Sure, the Chiefs and Royals have old stadiums. Taxpayers shouldn’t buy them new ones

On our dime

Yes, our baseball and football stadiums are old. But some say they are among the best in their leagues. There is talk of building new ones. I have two questions: What percentage of Jackson County residents can afford to attend even one game per year at either stadium? And what percentage of attendees at either of the stadiums actually resides in Jackson County?

If new stadiums are in Kansas City’s future, I believe the cost should be on those who would benefit from them. With the present state of our economy, no taxpayer money should be directed to the stadiums. Let’s address the homeless problem, food shortages, utility costs and education. The teams can build their own stadiums.

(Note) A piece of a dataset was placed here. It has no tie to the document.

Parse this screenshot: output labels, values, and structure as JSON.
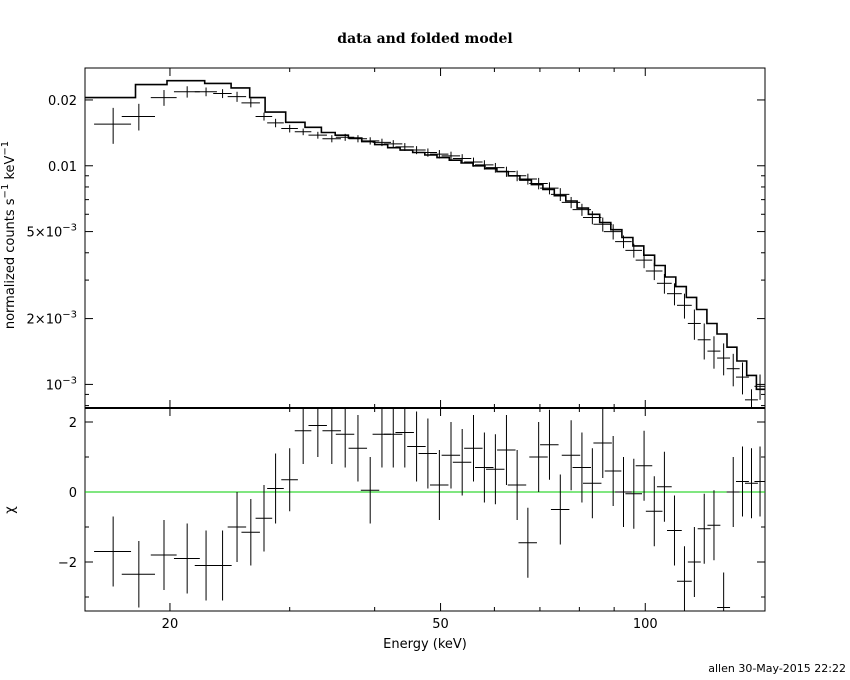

- Ken Henderson, Kansas City

Just a dreamer?

True, I am a nonagenarian, but I still dream the impossible dream. I dream that the sofa, chair and a heap of other castoffs piled on the street in my neighborhood will magically disappear and that the people who placed them there, who reside at that address, will be fined heavily. This has been going on since they took occupancy about a year ago.

The city’s 311 action center has not been effective in this case. A former City Council member assisted in forcing a cleanup of the site earlier this year, but the offenders are incorrigible. No sooner had the first mess been cleaned up than they started building a new pile in the street.

It is an eyesore and an embarrassment to our otherwise respectable neighborhood. I will keep on dreaming my seemingly impossible dream.

- Louise M. Pfankuche, Kansas City

Voting workaround

A Sept. 21 letter writer (14A) said he was born in New York City in 1933 and doesn’t have a copy of his birth certificate so he can vote in Missouri. I’d like to inform him that the New York City Department of Health and Mental Hygiene has digitized all birth records since 1910. You can get a copy by mail, but the fastest, easiest way is to go to its website. (Be sure to use the official site at nyc.gov, not a private site offering to do this for a big fee.) I got mine in about three weeks for $15 plus an $8 processing fee. Surely some person or organization can help the letter writer with this.

Unfortunately, once he gets his birth certificate, he will need to stand in line at the department of motor vehicles for his photo ID and then find someone to notarize his mail-in ballot.

I wish him luck in his crusade to eliminate restrictive voting laws in Missouri. In their effort to disenfranchise low-income and minority voters, Republicans in Jeff City also disenfranchised many elderly and disabled voters.

- Mary M. Egle, Kansas City

All about money

I don’t know where the NCAA/NIL sports system is headed, but it’s apparent the NCAA thinks it will shape the future of college sports. But the NCAA won’t. It will be the agents, manipulators and individual athletes who have every right to own their talents and NIL.

To that end, the answer is an NFL regional conference scheme at the Division I level, instituting an NFL-like playoff ladder. Since the advent of NIL and the proliferation of legal sports betting, the power struggle is on to who’ll take charge of the new reality and make the decisions and adjustments going forward. Hey, NCAA: It’s all about the Benjamins.